When interviewees were known to be transgender, they were rarely able to reap the benefits of being male, and often experienced harassment or discrimination at work. These men were more likely to be unemployed, marginally employed, or severely limited in their choice of jobs, especially in rural areas and conservative cities.
When the subjects from Abelson’s sample were recognized as men, more than one-third were let in on “backstage talk” (men talking with other men when there aren’t women around), including moments of male bonding over sexually objectifying women that made them uncomfortable.
“Because they don’t presume that you’re trans [they will] say a lot of things about women ... nasty things ... in a very sexual way that I would never hear if I was a female,” said Dominic, a 27-year-old Midwestern waiter.

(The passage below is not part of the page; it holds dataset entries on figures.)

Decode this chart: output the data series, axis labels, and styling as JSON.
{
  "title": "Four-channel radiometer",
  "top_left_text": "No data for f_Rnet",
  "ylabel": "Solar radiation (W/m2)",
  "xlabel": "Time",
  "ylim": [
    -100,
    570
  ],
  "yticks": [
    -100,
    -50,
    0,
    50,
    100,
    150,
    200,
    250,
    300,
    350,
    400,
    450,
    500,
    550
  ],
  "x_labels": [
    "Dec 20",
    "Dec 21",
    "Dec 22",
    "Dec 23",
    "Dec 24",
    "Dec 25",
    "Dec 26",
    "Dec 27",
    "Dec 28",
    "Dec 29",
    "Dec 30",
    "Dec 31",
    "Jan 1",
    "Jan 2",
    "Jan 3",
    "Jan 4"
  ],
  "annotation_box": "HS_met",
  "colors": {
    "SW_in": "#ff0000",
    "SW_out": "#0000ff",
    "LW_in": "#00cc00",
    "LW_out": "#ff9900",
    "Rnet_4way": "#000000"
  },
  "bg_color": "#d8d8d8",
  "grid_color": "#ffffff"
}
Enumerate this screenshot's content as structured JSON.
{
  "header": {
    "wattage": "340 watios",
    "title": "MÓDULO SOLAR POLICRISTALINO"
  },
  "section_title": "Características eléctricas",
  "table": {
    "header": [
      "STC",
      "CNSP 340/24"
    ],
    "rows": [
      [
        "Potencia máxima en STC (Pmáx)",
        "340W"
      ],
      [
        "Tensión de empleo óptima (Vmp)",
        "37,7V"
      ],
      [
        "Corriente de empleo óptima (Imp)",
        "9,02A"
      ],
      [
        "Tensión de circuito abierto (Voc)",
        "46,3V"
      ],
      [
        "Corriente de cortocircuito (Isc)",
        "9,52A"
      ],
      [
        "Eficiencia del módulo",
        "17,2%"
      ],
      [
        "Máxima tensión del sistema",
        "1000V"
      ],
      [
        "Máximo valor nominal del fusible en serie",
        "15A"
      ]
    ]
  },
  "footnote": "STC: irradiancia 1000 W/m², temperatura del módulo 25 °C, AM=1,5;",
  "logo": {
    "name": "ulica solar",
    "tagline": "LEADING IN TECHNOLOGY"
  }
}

One man was shown porn on a colleague’s cellphone. Another worked at a rental car agency where misogynistic and homophobic jokes were the norm. Banter that was “crossing a line” made him ambivalent, because the camaraderie felt good, and he worried his close relationship with his boss would suffer if he spoke up.
What about trans women? “When comparing trans men and trans women's experiences at work as men and women, women generally have less opportunity in most workplaces,” Abelson says. Traits viewed as favorable when they were men can be seen as off-putting in women. (For example, an older male worker may be regarded as distinguished, whereas an older female worker may be seen as simply “too old.”)
Abelson’s findings bolster previous research suggesting that gender inequality is a systemic problem. It’s not a case of a few bad apples or outlier workplaces with a sexist culture.
“It's complicated,” Abelson says, stressing the interconnectedness of race and gender to inequality. “It’s not enough to change policy—we need to rethink the way we create gender and sexuality boundaries in our everyday lives. We all have a role in changing things.”